Вечером обряд другой. На мою репетицию приходит Борис Эммануилович с огромным портфелем. И произносит одно только слово: «Метропа». Это значит, что он идет на вокзал, буфет которого называется «Метропа» (почему-то это нас очень смешило и рождало фривольные рифмы). Маэстро берет там 50 граммов копченой колбаски, 50 граммов ливерной, 50 граммов одного салата, 50 граммов другого, 50 граммов «геринга» (так называлась селедка) и «чекушку» — маленькую бутылочку с немецкой водкой. В своем номере Борис Эммануилович все готовит к моему приходу: одна колбаска справа, другая — слева, в центре — салатик. Чекушка под кран холодной воды. Уютно, прелесть!
Что надо двум деятелям советского искусства, работающим «на чужбине»? Это потом нас встречали в Лейпциге номера с холодильниками, рестораны и даже отдельные апартаменты с домашней кухней. Первое же время мы жили с Борисом Эммануиловичем на студенческих правах. А студенческие времена приятно вспоминать. Но Юра в этих наших вечерних бдениях участия не принимал. Его дома ждала семья: жена, двое мальчиков. Зато прелестная атмосфера их дома обнимала нас в предрождественские дни. Каждый в тайне готовил подарки и чулки, куда эти подарки должны были быть положены. Немецкая традиция! Праздника ждут. К нему готовятся, как готовились деды и прадеды.
Среди «многогодовалых» директоров нельзя не вспомнить директора Берлинской оперы Пишнера. Это интересный пример музыканта на директорском посту. Было время, когда дирижеры стояли во главе театров. От этого много выгадала музыка, став центром внимания, обеспечив хорошие оркестры, высокий уровень исполнения в оперных театрах. Вместе с тем, музыка, получив главенствующее положение в опере, стала целью оперного искусства. И ни один, даже самый хороший дирижер не мог и не хотел заметить, как в искусстве музыкального театра «прилагательное» съедало «существительное». Средство выражения специфических задач оперного театра стало целью. Опера получила насильственное искривление позвоночника. Хуже всего, что эта травма стала считаться благом, и многие, не понимающие природу оперы, стали ее представлять костюмированным концертом. Опера умирала.

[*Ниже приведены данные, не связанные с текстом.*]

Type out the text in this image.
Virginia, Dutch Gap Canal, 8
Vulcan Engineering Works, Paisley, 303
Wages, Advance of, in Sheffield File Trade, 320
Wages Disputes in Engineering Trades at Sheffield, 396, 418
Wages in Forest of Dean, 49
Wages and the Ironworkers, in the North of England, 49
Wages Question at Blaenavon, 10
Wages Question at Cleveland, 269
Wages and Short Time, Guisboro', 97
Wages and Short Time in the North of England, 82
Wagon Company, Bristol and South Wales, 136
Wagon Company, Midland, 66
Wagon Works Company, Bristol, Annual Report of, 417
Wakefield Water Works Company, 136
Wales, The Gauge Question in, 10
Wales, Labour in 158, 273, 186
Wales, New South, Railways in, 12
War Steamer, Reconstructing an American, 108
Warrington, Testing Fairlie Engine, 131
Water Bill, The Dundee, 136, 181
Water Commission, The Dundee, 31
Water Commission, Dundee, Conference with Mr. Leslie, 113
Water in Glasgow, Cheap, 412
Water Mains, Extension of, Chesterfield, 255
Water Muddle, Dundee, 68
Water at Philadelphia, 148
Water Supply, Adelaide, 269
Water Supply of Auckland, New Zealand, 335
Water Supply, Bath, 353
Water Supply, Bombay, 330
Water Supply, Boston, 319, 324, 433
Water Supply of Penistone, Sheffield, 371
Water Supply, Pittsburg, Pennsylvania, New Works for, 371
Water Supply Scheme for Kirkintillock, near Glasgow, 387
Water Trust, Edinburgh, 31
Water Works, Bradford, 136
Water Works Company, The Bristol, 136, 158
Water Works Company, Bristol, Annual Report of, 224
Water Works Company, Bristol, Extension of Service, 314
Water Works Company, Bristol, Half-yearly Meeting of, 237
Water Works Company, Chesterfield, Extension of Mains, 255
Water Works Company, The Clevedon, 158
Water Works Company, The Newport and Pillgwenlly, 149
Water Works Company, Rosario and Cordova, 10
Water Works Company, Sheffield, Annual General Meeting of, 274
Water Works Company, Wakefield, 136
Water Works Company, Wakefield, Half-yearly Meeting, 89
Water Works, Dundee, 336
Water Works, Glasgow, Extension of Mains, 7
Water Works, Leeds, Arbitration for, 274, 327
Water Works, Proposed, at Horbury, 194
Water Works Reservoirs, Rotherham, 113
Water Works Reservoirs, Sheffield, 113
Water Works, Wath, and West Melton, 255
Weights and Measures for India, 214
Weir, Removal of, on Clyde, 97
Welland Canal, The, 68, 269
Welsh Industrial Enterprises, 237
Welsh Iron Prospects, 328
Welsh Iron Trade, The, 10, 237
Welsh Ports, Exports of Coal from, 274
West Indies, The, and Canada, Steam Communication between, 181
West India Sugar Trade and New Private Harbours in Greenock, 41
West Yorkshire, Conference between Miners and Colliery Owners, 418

Лечить ее могли только режиссеры — маги театрального искусства.
Лечение шло с переменным успехом. Но знаменательно, что немцы, родившие «бога» оперы — генерал-мюзик-директора, — первые поняли, что позвоночник следует выправить. Музыка оперы должна быть возвращена театру. Появились сначала «знахари» — режиссеры. Впоследствии опыт показал, где находится генеральная прямая деятельности оперного театра. Прямая столь трудно уловимая. Но именно в немецких театрах открылись двери для оперной режиссуры. Вернее, для ее возрождения на новом этапе оперной театральности.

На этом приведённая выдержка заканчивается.